England Championship Special

Moby ID: 18979

Atari ST version

Wow, it’s a mediocre Kick Off rip-off endorsed by a mediocre national team!

The Good
Now England’s national football squad doesn’t exactly rank among the World’s Finest. So one thing that’s interesting about England Championship Special is how painfully accurately it recreates the experience of losing to superior teams, i.e. most of them. Never mind the humiliation (on top of having bought the game, that is), there are those moments of thrilled exhilaration when breathless turbo passes make the ball whiz across the field at goal approach velocity, and then there’s this tiny chest-swelling boost to the atmosphere when you realize that the player clone you just sprint with is actually Gary Lineker, and over there’s Paul Gascoigne and looks the same. Brilliant! Even if it's not the team that sucked so badly at Euro 92.

The Bad
It’s always a mysterious, certainly difficult decision-making process that has developers analyze games they find worthy of plagiarism, then come up with something indefinitely worse.

While England Championship Special may be stripped down to the bare action-football basics, they probably shouldn’t have stripped it of such things as, say, the ability to pass the ball to the next player. Passes are blind hope-and-pray shots in the general direction of where a team member might be standing, which is difficult to judge because the camera is so close to the field that most of it remains obscure. Instead we learn that football players have big heads.

While the AI is fundamentally primitive, it has two quirks that make it a bitch to play, especially since top teams such as Italy outskill most of England’s crew. True, the computer knows no tactics other than passing the ball towards the goal in straight lines, but it does know where its team members stand. In addition, and much more unnerving, it doesn’t dribble. It sends the ball goalwards in lightning-quick pass relays, with little to no time for even the quickest of England’s players to tackle.
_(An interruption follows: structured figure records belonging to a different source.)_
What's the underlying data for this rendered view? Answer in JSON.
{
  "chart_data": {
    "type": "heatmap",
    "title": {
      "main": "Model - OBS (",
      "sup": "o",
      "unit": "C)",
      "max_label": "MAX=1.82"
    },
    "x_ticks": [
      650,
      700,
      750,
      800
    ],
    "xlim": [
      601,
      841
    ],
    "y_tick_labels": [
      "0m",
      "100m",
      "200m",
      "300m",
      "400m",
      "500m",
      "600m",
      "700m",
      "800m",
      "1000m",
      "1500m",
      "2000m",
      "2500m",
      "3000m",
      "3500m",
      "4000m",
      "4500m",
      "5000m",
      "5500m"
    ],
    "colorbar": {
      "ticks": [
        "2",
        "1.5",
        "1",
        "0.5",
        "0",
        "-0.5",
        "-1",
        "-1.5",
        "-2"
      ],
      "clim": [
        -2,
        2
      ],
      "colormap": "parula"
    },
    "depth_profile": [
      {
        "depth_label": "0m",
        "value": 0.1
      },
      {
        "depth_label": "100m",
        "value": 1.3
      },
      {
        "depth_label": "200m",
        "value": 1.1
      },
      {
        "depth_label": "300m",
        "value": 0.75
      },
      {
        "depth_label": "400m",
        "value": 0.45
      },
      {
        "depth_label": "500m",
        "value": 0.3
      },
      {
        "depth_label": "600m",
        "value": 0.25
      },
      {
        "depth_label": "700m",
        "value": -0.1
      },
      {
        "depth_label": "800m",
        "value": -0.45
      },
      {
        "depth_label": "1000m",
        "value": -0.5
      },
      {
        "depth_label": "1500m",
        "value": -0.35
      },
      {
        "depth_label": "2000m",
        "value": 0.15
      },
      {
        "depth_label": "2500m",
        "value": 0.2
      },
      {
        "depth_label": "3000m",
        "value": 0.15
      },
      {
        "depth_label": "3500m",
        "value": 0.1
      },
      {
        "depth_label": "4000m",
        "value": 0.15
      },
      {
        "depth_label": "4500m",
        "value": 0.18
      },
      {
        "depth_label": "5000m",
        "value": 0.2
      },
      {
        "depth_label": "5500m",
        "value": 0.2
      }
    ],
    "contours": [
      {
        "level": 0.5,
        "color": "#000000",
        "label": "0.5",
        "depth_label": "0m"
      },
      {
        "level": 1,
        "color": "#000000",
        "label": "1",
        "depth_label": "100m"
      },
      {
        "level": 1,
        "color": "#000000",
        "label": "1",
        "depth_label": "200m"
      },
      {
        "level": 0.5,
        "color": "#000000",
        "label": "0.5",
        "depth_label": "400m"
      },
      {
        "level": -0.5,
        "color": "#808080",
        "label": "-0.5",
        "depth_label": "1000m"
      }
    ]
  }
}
On the other hand, your players' shot power depends on how long you press the action key, which means that in critical pursuits and tight situations, by the time your player swings his leg for the saving pass across the field, there’ll be nothing but air to hit. Coincidentally, the AI doesn’t seem to suffer from this impediment.
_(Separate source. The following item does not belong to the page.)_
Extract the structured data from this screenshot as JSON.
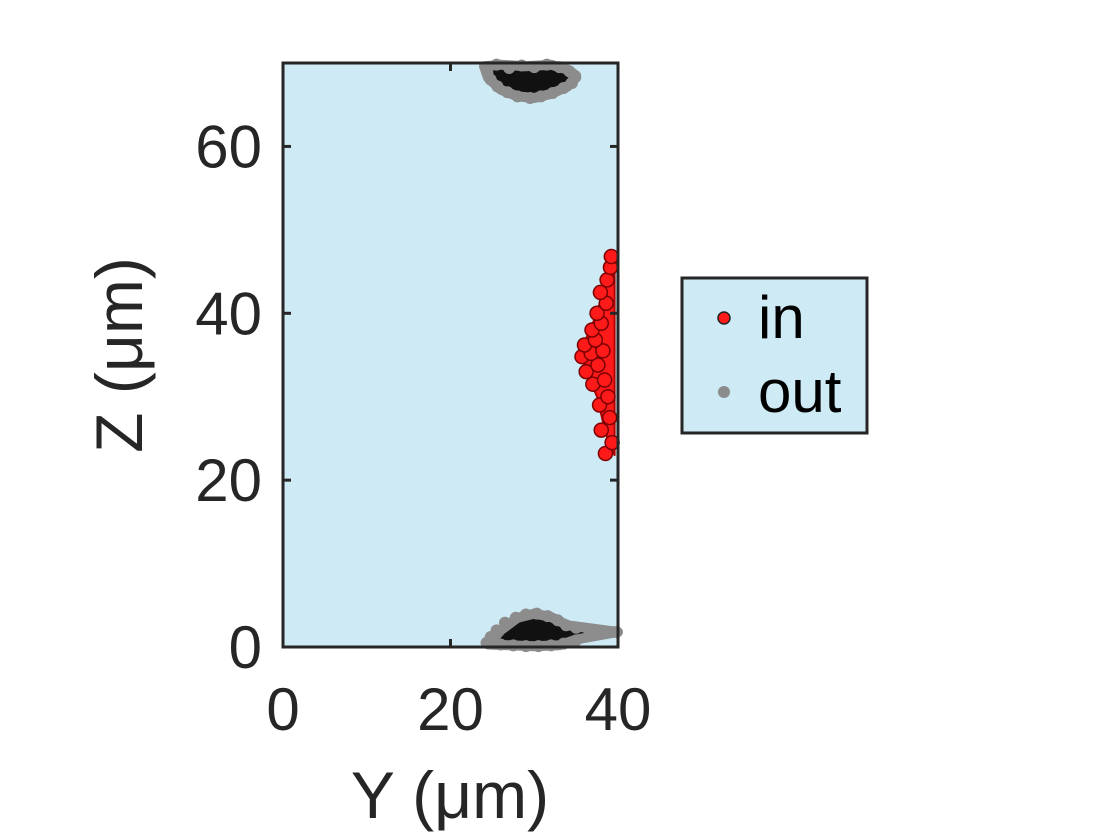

There’s still the weak teams to take on in single matches, and Stuart Pearce as the top scorer in a 10:0 solo run frenzy against Austria is a sight to behold. Also there’s the two-player mode, and tournaments suddenly become a challenge if both players suffer from the same handicaps. But then again, there’s also Kick Off. And the English national squad, well... it isn’t that good anyway.

The Bottom Line
A Kick Off clone messed up badly and patched up with a fig-leaf license -- that’s as unappetizing as it is ultimately superfluous.